Researchers establish safety, dosing of new drug for treating blood cancers

Researchers at University of California, San Diego School of Medicine have established the safety and dosing of a new drug for treating blood cancers. The findings are published online July 27 in The Lancet Haematology.

The drug is a small molecule inhibitor that suppresses the activity of a signaling pathway believed to contribute to a variety of blood cancers' eventual resistance to standard chemotherapy treatments.

More specifically, preclinical research, funded in part by the California Institute for Regenerative Medicine (CIRM), has shown that the drug coaxes dormant cancer stem cells, residing in the bone marrow, to begin differentiating and exit into the blood stream where they can be destroyed by chemotherapy agents targeting dividing cells.

"This drug gets that unwanted house guests to leave and never come back," said the study's senior author Catriona Jamieson, MD, PhD, an associate professor of medicine and chief of the Division of Regenerative Medicine in the School of Medicine. "It's a significant step forward in treating people with refractory or resistant myeloid leukemia, myelodysplastic syndrome and myelofibrosis. It's a bonus that the drug can be administered as easily as an aspirin, in a single, daily oral tablet."

The drug's name is PF-04449913, Pfizer's alphanumeric designation for an investigational medication. PF-04449913 targets the sonic Hedgehog signaling pathway, one of the key regulators of vertebrate embryonic development and the regeneration of adult tissues.

For the first-in-human study, funded in large part by Pfizer, 47 adults with blood and marrow cancer received escalating daily doses of the drug in 28-day cycles. Treatment cycles were repeated until a participant experienced unacceptable adverse effects without evidence of clinical improvement. Those who showed clinical activity from the drug, without serious side-effects, received additional treatment cycles. The phase 1 clinical trial was conducted at three medical centers in the United States, including UC San Diego Health, and one center in Italy from 2010 to 2012.

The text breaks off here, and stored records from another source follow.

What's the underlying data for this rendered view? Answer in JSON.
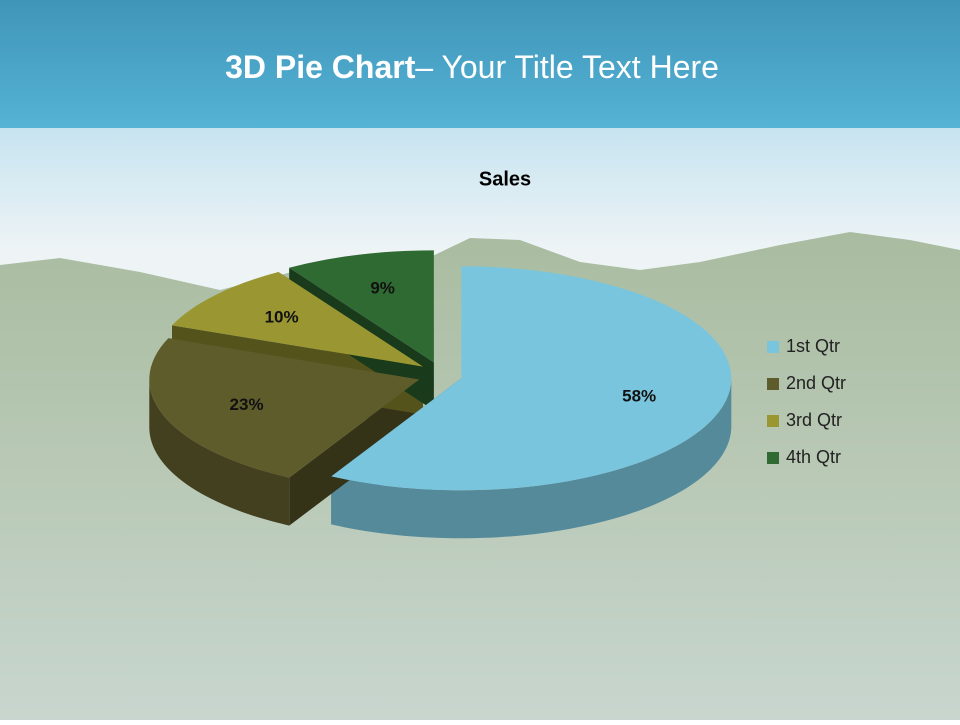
{
  "slide": {
    "title_bold": "3D Pie Chart",
    "title_rest": "– Your Title Text Here"
  },
  "chart_data": {
    "type": "pie",
    "title": "Sales",
    "categories": [
      "1st Qtr",
      "2nd Qtr",
      "3rd Qtr",
      "4th Qtr"
    ],
    "values": [
      58,
      23,
      10,
      9
    ],
    "value_labels": [
      "58%",
      "23%",
      "10%",
      "9%"
    ],
    "colors": [
      "#7ac5de",
      "#5f5c2c",
      "#9a9733",
      "#2f6a33"
    ],
    "legend": "right"
  }
}
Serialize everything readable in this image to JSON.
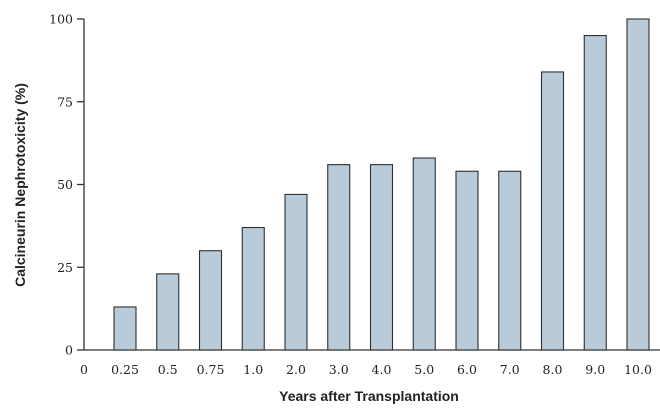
{
  "chart_data": {
    "type": "bar",
    "xlabel": "Years after Transplantation",
    "ylabel": "Calcineurin Nephrotoxicity (%)",
    "x_origin_label": "0",
    "categories": [
      "0.25",
      "0.5",
      "0.75",
      "1.0",
      "2.0",
      "3.0",
      "4.0",
      "5.0",
      "6.0",
      "7.0",
      "8.0",
      "9.0",
      "10.0"
    ],
    "values": [
      13,
      23,
      30,
      37,
      47,
      56,
      56,
      58,
      54,
      54,
      84,
      95,
      100
    ],
    "ylim": [
      0,
      100
    ],
    "yticks": [
      0,
      25,
      50,
      75,
      100
    ],
    "ytick_labels": [
      "0",
      "25",
      "50",
      "75",
      "100"
    ],
    "grid": false,
    "bar_color": "#b9cbd8",
    "bar_edge_color": "#2f2f2f"
  }
}
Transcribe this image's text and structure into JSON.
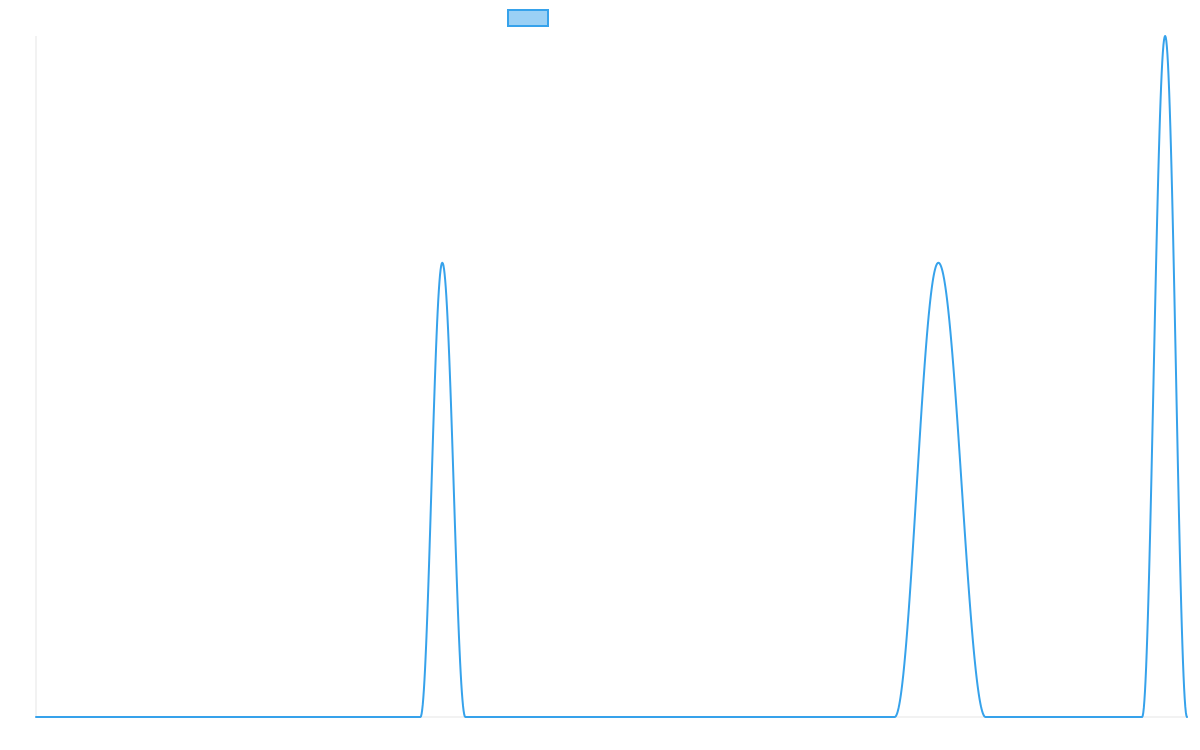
{
  "colors": {
    "series_stroke": "#36a2eb",
    "legend_fill": "#9ad0f5",
    "axis": "#e6e6e6",
    "background": "#ffffff"
  },
  "chart_data": {
    "type": "line",
    "title": "",
    "xlabel": "",
    "ylabel": "",
    "grid": false,
    "legend": {
      "position": "top",
      "entries": [
        {
          "name": ""
        }
      ]
    },
    "xlim": [
      0,
      100
    ],
    "ylim": [
      0,
      1
    ],
    "series": [
      {
        "name": "",
        "color": "#36a2eb",
        "peaks": [
          {
            "center": 35.3,
            "start": 33.4,
            "end": 37.3,
            "value": 0.667
          },
          {
            "center": 78.4,
            "start": 74.6,
            "end": 82.5,
            "value": 0.667
          },
          {
            "center": 98.1,
            "start": 96.1,
            "end": 100.0,
            "value": 1.0
          }
        ],
        "baseline": 0
      }
    ]
  }
}
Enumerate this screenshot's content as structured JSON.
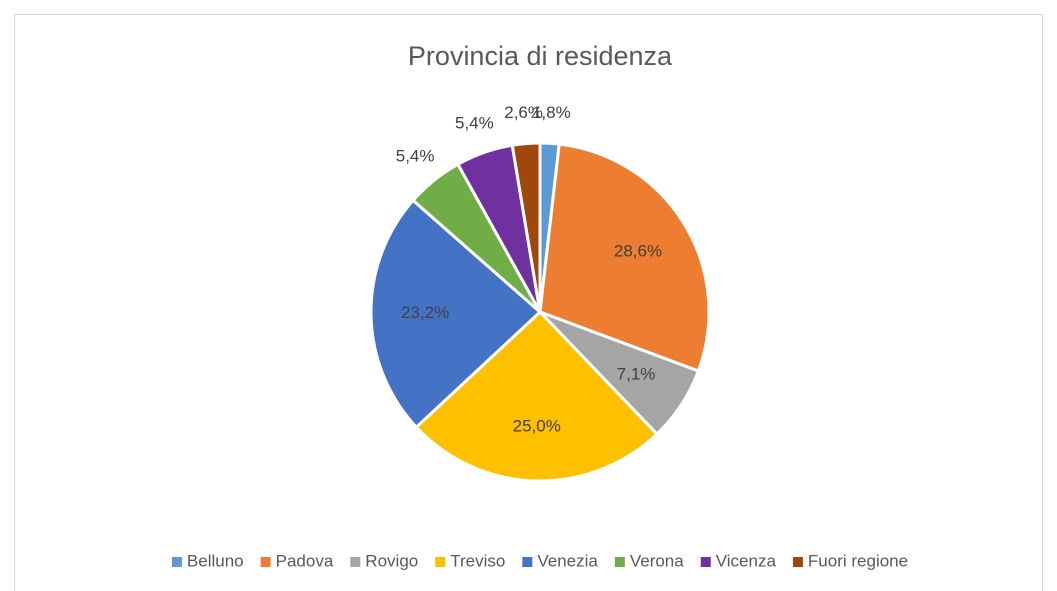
{
  "chart_data": {
    "type": "pie",
    "title": "Provincia di residenza",
    "categories": [
      "Belluno",
      "Padova",
      "Rovigo",
      "Treviso",
      "Venezia",
      "Verona",
      "Vicenza",
      "Fuori regione"
    ],
    "values": [
      1.8,
      28.6,
      7.1,
      25.0,
      23.2,
      5.4,
      5.4,
      2.6
    ],
    "value_labels": [
      "1,8%",
      "28,6%",
      "7,1%",
      "25,0%",
      "23,2%",
      "5,4%",
      "5,4%",
      "2,6%"
    ],
    "colors": [
      "#5b9bd5",
      "#ed7d31",
      "#a5a5a5",
      "#ffc000",
      "#4472c4",
      "#70ad47",
      "#7030a0",
      "#9e480e"
    ],
    "legend": "bottom"
  }
}
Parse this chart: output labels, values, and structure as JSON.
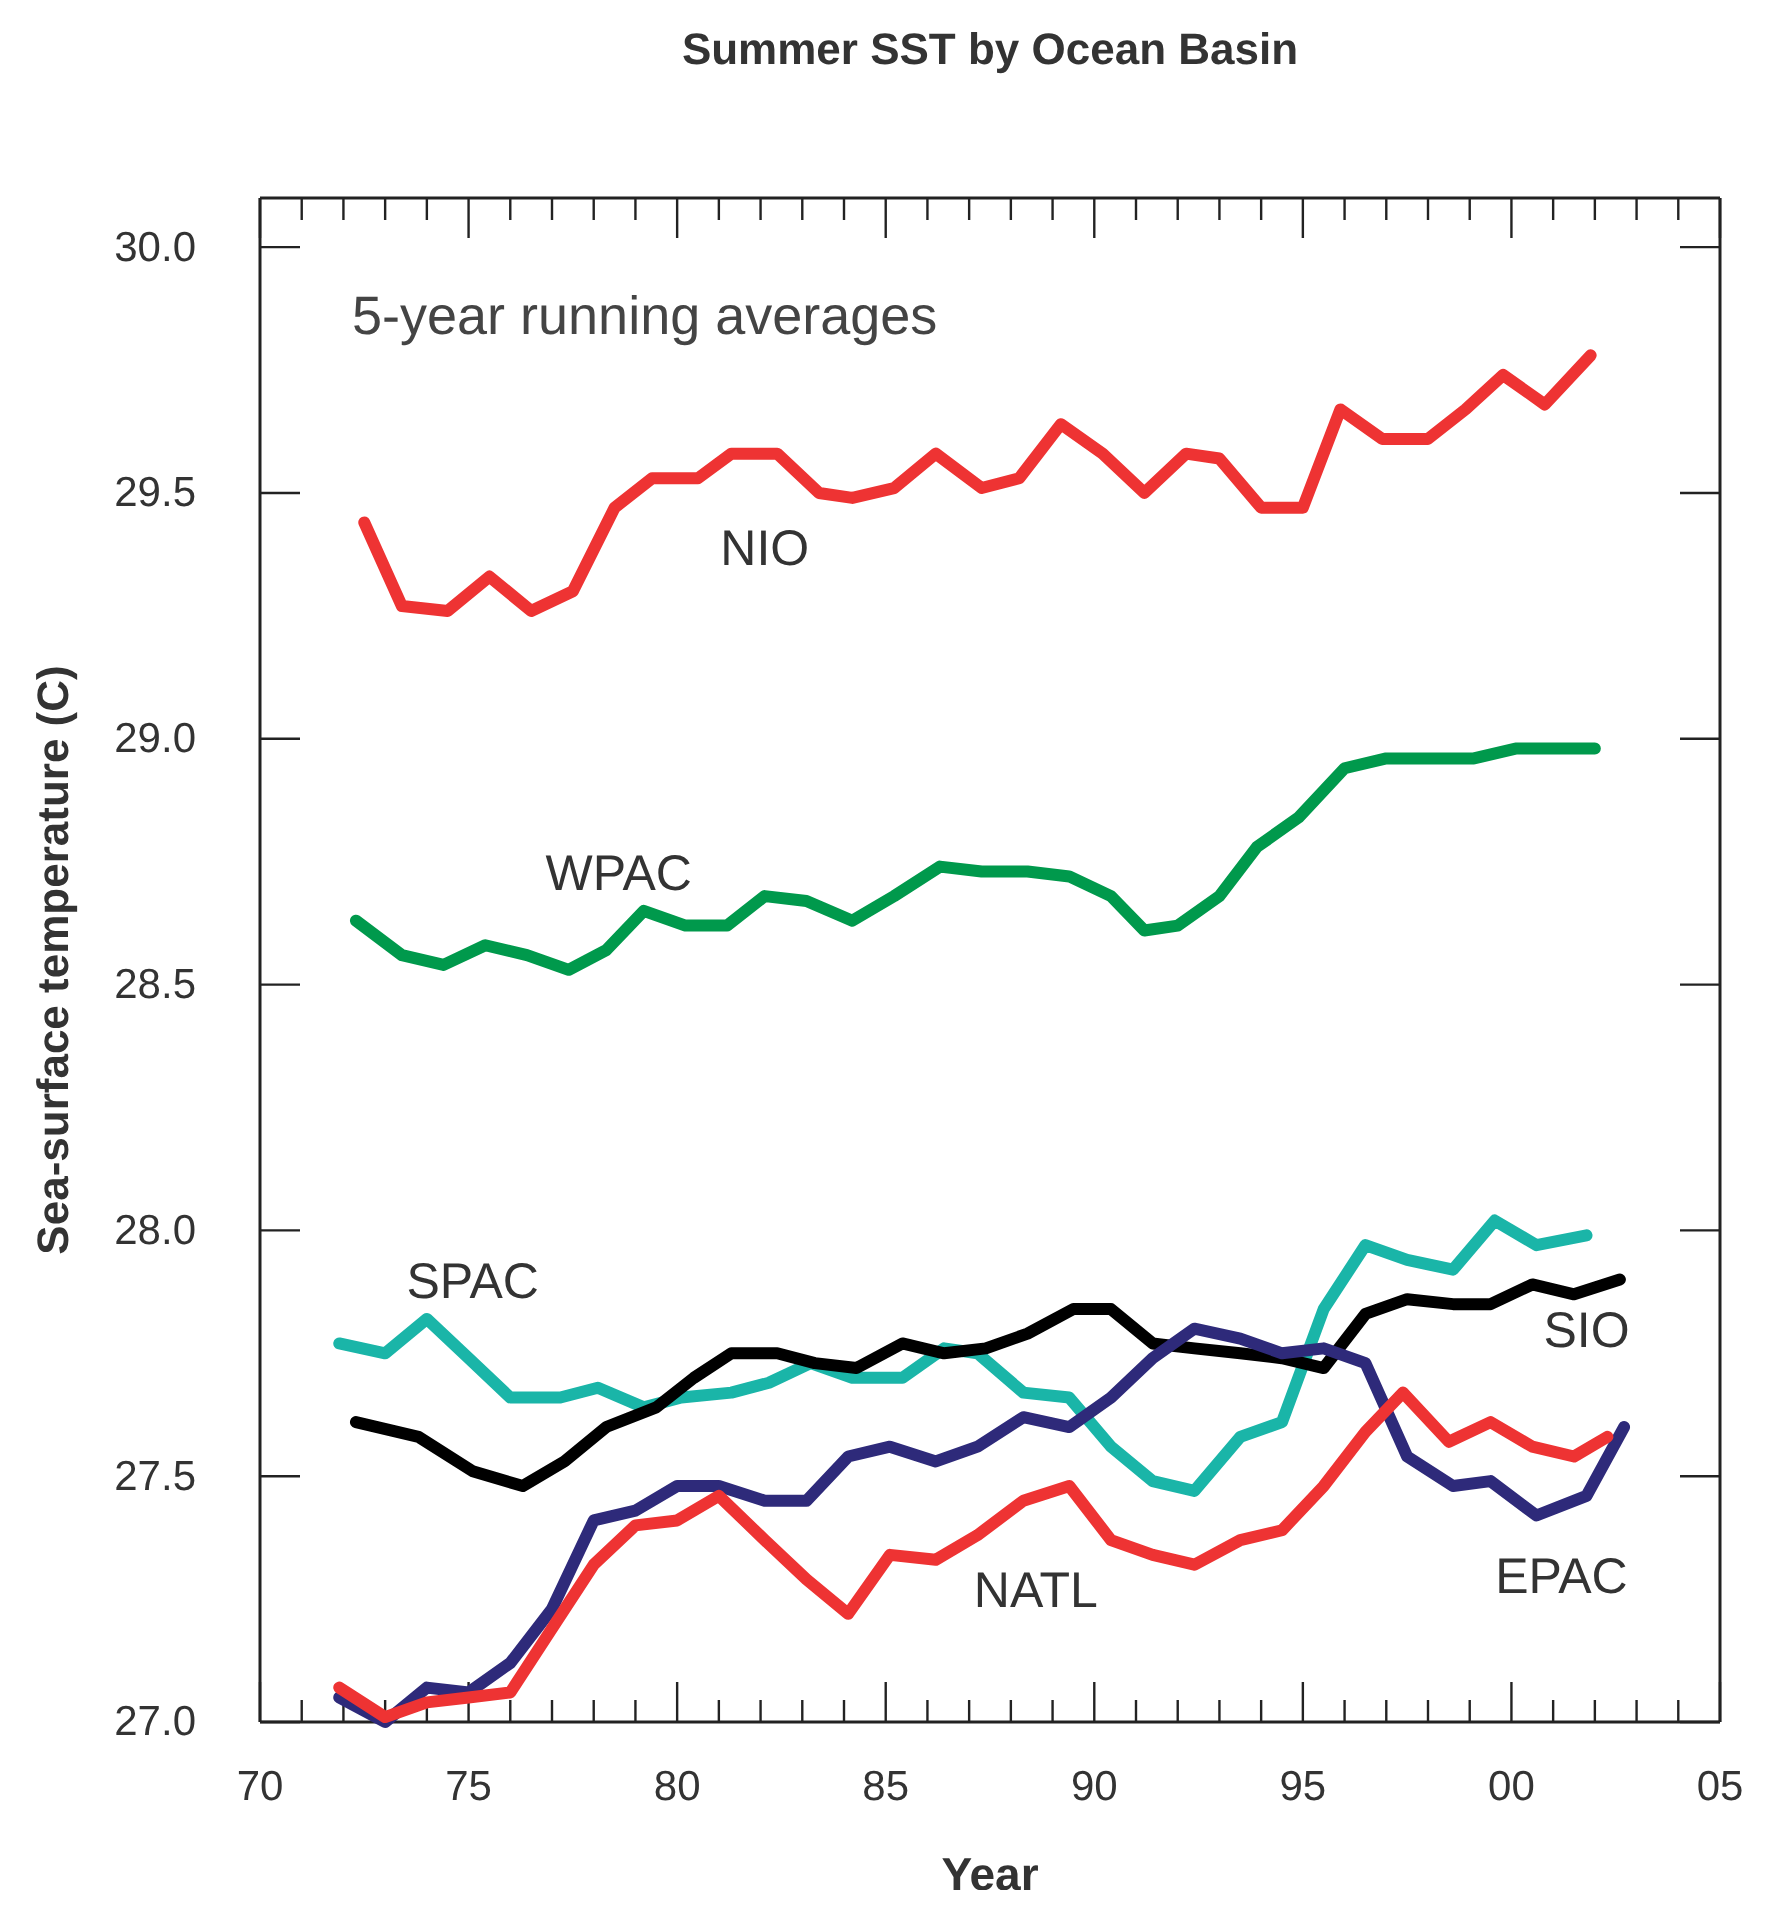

Of the 47 study participants, 28 individuals, or 60 percent of the group, experienced treatment-related problems. Adverse effects were severe, however, in only three people. The drug elicited clinical activity sufficient to establish proof-of-concept for the treatment in 23 individuals, or nearly half the study participants.

Given the promising results, the drug's efficacy as a treatment for different types of blood cancer is now being investigated in five phase II clinical trials, three of which are currently recruiting participants at UC San Diego Health.

"Our hope is that this drug will enable more effective treatment to begin earlier and that with earlier intervention, we can alter the course of disease and remove the need for, or improve the chances of success with, bone marrow transplantation," Jamieson said. "It's all about reducing the burden of disease by intervening early."

"This new drug highlights the value of understanding stem cell signaling pathways as a tool for developing truly novel approaches for improving human health," said C. Randal Mills, PhD, president and CEO of CIRM, California's stem cell agency.